Sigaralı günler mazide kaldı .Bugün, Culduz'un doğum günü, kutlu olsun. Resim bana ait/ Berlin
Doğayı ayaklarının altında çiğneyenleri bir kaşık suda boğduktan, derisini yüzdükten sonra…
Kış kavunu gibi iple tavana asmanın ne faydası olabilir?
Öfke diner, helak olanlar da yeniden hayat bulur.
En önemlisi hak yerini bulur; öyle mi?
Hiç de bile( Çalıkuşu dizisinden alıntı)
Hatırlarsak “Allah cezanı verecek” cümlesini dilinden düşürmeyenin başına gelmeyen kalmadı.
Kimin ne ceza alacağını kim bilebilir.
Hop otursak hop kalksak “şunun yaptığı şu işlere bak, yatacak yeri yok” diye inim inim inlesek de bir eli yağda bir eli balda, keyif çatanların başına taş yağmayınca yağmıyor.
Yüce sistem çok hassas ve işine karışılmasını da hiç mi hiç affetmiyor.
Havale edeceksin ki; kulluk mertebesine erişebilesin!

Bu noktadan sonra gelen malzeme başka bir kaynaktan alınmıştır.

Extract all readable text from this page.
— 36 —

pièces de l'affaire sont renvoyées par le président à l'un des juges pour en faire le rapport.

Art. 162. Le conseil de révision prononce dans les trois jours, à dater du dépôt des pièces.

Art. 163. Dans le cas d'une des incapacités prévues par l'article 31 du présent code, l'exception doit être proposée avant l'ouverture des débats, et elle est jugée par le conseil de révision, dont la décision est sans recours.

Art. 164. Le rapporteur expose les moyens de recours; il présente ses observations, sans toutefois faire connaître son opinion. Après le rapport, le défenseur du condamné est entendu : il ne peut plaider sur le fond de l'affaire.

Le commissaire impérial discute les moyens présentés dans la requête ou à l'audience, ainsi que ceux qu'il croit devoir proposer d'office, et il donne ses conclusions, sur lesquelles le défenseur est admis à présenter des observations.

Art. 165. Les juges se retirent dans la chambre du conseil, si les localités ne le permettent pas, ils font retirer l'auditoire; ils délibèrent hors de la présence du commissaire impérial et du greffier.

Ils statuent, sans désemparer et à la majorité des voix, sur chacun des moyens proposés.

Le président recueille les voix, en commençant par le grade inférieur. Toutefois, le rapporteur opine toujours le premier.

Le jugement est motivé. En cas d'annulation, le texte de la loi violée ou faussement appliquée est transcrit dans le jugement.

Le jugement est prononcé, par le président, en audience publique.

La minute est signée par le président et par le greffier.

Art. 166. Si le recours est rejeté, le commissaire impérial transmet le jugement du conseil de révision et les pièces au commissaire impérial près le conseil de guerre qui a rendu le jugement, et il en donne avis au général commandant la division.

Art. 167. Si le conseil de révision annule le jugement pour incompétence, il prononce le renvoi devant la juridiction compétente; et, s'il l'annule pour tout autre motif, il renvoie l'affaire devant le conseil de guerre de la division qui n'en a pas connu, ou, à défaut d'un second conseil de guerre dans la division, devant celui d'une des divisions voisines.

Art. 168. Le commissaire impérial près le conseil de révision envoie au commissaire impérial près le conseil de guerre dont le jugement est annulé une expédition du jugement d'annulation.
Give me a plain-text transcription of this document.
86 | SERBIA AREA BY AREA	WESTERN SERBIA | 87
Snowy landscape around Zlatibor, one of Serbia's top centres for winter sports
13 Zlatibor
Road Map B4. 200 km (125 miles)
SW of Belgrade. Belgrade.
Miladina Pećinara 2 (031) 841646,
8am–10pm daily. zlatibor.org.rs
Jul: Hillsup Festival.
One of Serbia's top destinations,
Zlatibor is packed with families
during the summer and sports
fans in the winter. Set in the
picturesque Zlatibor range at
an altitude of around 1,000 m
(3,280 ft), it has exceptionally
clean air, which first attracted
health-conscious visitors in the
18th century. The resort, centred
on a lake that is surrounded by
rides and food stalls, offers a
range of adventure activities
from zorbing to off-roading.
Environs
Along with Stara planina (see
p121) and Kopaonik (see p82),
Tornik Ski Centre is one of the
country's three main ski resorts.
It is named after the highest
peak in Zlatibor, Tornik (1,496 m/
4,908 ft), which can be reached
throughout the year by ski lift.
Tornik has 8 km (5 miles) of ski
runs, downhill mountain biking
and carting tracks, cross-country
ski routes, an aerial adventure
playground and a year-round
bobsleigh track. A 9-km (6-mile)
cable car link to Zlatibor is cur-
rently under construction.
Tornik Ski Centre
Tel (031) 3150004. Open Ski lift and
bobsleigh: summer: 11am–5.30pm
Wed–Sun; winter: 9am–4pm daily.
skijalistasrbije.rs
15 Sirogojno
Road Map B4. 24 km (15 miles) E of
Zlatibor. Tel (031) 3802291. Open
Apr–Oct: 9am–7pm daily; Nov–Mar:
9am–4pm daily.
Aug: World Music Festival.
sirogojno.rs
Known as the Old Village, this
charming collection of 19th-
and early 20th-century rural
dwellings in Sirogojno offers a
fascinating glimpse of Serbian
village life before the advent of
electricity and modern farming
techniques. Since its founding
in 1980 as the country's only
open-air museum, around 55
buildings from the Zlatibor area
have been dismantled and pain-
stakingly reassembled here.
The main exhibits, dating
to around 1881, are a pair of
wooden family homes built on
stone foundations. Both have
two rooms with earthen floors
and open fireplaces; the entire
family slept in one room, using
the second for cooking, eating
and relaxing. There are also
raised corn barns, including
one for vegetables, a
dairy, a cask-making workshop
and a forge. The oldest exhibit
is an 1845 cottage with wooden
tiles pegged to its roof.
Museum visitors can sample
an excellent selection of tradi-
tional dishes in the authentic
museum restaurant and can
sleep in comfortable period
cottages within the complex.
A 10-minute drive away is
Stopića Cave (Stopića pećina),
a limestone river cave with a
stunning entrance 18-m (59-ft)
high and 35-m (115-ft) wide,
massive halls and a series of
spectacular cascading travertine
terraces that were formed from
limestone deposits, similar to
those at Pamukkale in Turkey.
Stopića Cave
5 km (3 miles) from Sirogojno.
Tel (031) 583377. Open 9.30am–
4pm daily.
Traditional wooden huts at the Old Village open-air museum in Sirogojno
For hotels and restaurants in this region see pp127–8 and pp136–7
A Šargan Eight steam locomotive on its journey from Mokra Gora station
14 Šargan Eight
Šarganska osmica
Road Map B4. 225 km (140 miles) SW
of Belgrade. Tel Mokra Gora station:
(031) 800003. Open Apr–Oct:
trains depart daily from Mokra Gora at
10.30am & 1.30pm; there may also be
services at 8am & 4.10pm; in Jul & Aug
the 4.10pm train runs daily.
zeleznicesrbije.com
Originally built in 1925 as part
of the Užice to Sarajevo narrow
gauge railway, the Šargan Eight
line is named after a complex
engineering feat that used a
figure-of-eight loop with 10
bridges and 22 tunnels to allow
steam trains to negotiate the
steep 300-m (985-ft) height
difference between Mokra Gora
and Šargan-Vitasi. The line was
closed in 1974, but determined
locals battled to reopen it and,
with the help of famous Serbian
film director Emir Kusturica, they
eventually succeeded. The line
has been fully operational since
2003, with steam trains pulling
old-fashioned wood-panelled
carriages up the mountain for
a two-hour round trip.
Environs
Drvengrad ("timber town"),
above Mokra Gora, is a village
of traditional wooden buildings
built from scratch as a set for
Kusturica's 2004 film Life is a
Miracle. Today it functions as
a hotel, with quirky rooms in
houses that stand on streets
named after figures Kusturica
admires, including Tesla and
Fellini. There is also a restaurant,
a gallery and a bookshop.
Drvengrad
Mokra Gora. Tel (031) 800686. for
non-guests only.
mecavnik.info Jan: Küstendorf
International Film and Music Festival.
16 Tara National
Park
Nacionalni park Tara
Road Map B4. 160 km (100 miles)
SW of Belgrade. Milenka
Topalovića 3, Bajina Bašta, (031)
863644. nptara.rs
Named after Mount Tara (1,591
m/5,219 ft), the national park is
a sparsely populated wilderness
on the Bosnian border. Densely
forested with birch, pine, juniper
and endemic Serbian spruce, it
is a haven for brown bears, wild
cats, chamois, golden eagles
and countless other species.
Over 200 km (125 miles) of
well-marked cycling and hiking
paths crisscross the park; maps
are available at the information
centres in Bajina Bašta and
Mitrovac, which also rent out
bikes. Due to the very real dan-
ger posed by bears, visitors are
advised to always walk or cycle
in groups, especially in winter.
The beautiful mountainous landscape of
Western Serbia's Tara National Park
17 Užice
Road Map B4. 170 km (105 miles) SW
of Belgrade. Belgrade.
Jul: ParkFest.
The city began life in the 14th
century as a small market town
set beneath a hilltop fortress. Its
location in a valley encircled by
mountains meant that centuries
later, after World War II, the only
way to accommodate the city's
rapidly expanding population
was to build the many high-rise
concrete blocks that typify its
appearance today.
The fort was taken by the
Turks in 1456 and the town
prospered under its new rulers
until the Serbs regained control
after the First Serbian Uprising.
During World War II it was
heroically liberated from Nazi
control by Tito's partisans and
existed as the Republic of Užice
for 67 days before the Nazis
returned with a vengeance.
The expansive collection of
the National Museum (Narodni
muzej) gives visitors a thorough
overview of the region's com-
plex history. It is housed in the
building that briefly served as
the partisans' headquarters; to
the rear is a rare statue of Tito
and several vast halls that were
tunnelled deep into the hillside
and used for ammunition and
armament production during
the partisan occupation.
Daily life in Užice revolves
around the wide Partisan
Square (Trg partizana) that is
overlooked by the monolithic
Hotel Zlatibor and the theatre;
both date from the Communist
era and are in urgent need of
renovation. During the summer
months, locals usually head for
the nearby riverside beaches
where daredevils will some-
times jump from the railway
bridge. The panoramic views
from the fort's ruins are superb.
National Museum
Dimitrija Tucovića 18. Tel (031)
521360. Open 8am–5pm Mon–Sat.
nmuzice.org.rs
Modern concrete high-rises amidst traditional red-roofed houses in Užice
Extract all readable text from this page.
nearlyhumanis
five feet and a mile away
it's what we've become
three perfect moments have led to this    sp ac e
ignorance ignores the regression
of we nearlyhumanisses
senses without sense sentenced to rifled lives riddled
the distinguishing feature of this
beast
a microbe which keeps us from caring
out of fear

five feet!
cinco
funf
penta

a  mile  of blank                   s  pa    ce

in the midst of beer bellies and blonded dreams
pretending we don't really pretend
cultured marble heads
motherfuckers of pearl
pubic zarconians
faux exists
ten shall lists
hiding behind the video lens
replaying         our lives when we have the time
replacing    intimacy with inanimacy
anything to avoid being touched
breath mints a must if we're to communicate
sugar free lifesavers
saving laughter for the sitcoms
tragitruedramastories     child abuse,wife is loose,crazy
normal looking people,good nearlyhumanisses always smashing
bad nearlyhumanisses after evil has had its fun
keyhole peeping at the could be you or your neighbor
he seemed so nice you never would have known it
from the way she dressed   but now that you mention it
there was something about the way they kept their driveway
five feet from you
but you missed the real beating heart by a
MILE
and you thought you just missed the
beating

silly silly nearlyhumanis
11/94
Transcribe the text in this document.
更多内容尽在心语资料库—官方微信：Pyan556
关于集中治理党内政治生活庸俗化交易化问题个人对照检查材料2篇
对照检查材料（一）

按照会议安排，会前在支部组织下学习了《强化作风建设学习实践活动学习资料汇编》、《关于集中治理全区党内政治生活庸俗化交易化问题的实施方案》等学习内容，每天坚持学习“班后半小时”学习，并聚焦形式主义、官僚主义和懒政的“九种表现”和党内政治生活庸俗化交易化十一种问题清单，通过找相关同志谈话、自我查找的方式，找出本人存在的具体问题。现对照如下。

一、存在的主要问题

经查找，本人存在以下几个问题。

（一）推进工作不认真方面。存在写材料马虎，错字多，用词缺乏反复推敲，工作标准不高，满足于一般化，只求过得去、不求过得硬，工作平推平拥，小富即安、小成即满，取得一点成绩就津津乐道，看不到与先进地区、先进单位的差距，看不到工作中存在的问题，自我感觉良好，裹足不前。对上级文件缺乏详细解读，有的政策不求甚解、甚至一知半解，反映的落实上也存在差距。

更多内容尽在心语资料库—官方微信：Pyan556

Diyor da başka bir şey demiyor.
Tüm kutsal bildirilerin özeti bundan ibaret sanki ya da ben böyle algılıyorum.
“Nasıl olur Yarabbi zalimin zulmünü görmüyor musun?”
Bu ne cüret, bu ne biçim soru…
Haddini zaman zaman aşan bir kul olarak; sıkıntı çekiyor ve umutsuzluk deryasının balçığına batıp çıkıyorum.
Çıktığımda etrafıma bakınıyorum.
Âlem ak pak olduğundan emin; geriye kalan bir çamurlu benim. Yuğ yuğa bildiğin kadar yağlı killi yapışıp kalıyor.
Vatandaş: Rahatlıkla “Saçını boyatmışsın kravatını da takmışsın Uğur Dündar! Git sen buralardan, konuşmanı istemiyoz” Diyebiliyor. Kahraman vatandaşın kanına dokunan ayrıntıya bak sen. O kadar eğrinin içinde en önemlisi boyalı saç; ne kadar saçma…
Yılmaz Özdil’in tercümanı olmak pek de kolay sayılmaz.
Çocuk haşarı dur durak bilmez; anasının da ikaz etmekten dilinde tüy biter. Nihayet çocuk ağaçtan düşer kafasını yarar.
“Allah senin müstahakkını versin veledim” Cümlesinde neler yoktur ki korku üzüntü, kazayı önleyememenin çaresizliği ve de say sayabildiğince…
“Müstahakkını versin, vermesin” olayına kafa yormaktansa, havale edip ciddi önlemler almaktan başka çare var mıdır?
İnce işler; öğrenmek zaman alıyor. Kulun da tükettikten sonra yerine koyamadığı zaman: Hedefini şaşabiliyor.